Over the decades, the TPS program has been used in a limited way to grant some form of refugee status to people whose nations have been ravaged by natural disasters, such as hurricanes and earthquakes in the case of some Central Americans. and Haitians, and the war. As the name suggests, the status is meant to be temporary and critics have complained that too many TPS recipients have turned into permanent residents.
This led to the Trump administration, which was already sponsoring measures to curb legal and illegal immigration, to end much of the programs.
The Venezuelans were a special case.
Even as the Trump administration has insulted the ruling regime in Venezuela, it has resisted a bipartisan push – including from Florida Republican Senator Marco Rubio, an avowed hawk from Venezuela – to grant Venezuelans the right to stay in the United States under GST.
As the Trump administration worked to overthrow the Venezuelan government due to the horrific abuses of its citizens, authorities also secretly expelled Venezuelans from the United States, deporting them via third countries to hide their final destination and circumvent a law of 2019 against flights to or from Venezuelan airports, according to a report by Menendez, chairman of the external relations committee.
Yet on the last day of his term in office, Trump issued an executive order postponing the removal of Venezuelans for 18 months.
At the end of January, senators again introduced a bill calling for a TPS for Venezuelans.
In 2019, Senate Republicans blocked a similar measure passed by the House. Biden said during the 2020 presidential campaign that he would extend the TPS for Venezuelans.
Since 2014, the number of Venezuelans applying for refugee status has increased by 8,000%, mainly in the Americas, according to the United Nations refugee agency.
And while many Venezuelans have sought protection closer to the region, Venezuela has overtaken China in recent years as the top country of origin for asylum seekers in the United States, accounting for more than 25% of all asylum claims filed with US citizenship and immigration. Services, according to the latest data. As recently as 2013, Venezuelans weren’t even in the top 10.
Many Venezuelans still fly to the United States – especially those with more money and families in Florida, which has a large Venezuelan expat community – and seek asylum upon arrival at American airports. or after, in a process called affirmative asylum.
But a growing number of people have requested protection at the US-Mexico border.

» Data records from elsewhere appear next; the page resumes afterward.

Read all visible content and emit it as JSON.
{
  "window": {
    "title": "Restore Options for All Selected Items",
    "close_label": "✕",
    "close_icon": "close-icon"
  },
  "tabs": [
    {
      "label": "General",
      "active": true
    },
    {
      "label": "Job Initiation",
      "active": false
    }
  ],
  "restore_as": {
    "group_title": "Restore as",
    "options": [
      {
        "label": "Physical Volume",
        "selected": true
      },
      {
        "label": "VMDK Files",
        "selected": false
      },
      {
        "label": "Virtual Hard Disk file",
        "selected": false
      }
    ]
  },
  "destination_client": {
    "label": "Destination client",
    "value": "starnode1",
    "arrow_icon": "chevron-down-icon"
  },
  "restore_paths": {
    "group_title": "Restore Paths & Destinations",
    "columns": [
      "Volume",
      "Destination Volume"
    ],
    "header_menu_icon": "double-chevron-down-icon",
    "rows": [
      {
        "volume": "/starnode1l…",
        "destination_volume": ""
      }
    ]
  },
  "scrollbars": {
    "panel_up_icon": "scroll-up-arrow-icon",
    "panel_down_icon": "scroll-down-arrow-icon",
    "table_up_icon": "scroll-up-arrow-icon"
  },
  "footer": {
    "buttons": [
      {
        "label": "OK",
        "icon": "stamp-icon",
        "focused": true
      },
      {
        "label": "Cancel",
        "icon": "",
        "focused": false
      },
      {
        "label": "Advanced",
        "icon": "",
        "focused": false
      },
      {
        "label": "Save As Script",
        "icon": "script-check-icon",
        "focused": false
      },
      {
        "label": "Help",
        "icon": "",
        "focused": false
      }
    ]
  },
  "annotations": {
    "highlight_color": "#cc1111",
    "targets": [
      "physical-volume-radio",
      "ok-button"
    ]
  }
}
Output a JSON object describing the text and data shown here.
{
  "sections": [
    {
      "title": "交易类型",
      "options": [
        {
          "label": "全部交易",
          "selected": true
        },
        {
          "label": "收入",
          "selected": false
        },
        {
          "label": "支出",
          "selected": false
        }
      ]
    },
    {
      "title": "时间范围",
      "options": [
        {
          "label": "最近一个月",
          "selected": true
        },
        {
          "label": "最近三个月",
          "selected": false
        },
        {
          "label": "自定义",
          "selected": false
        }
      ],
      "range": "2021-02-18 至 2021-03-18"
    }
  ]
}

Mexico has also seen a dramatic increase in the number of Venezuelans seeking asylum there, and most applications are approved.
In the United States, Venezuelans have faced several Trump-era policies to restrict the ability to seek asylum. More than 50% of Venezuelan asylum claims are rejected on average, according to Syracuse University’s TRAC database of federal immigration statistics. In 2020, out of the nearly 2,000 Venezuelans who received a decision on their asylum claim in the US Immigration Court, just over 45%, or around 900, had their claim rejected, putting them at risk. risk of deportation.
Prior to Monday’s announcement, the Biden administration had not yet issued new TPS designations for any country, nor reinstated the TPS for those terminated by Trump, according to a letter from 314 state and national organizations urging Biden and Mayorkas to extend the TPS to 18 countries, including Venezuela.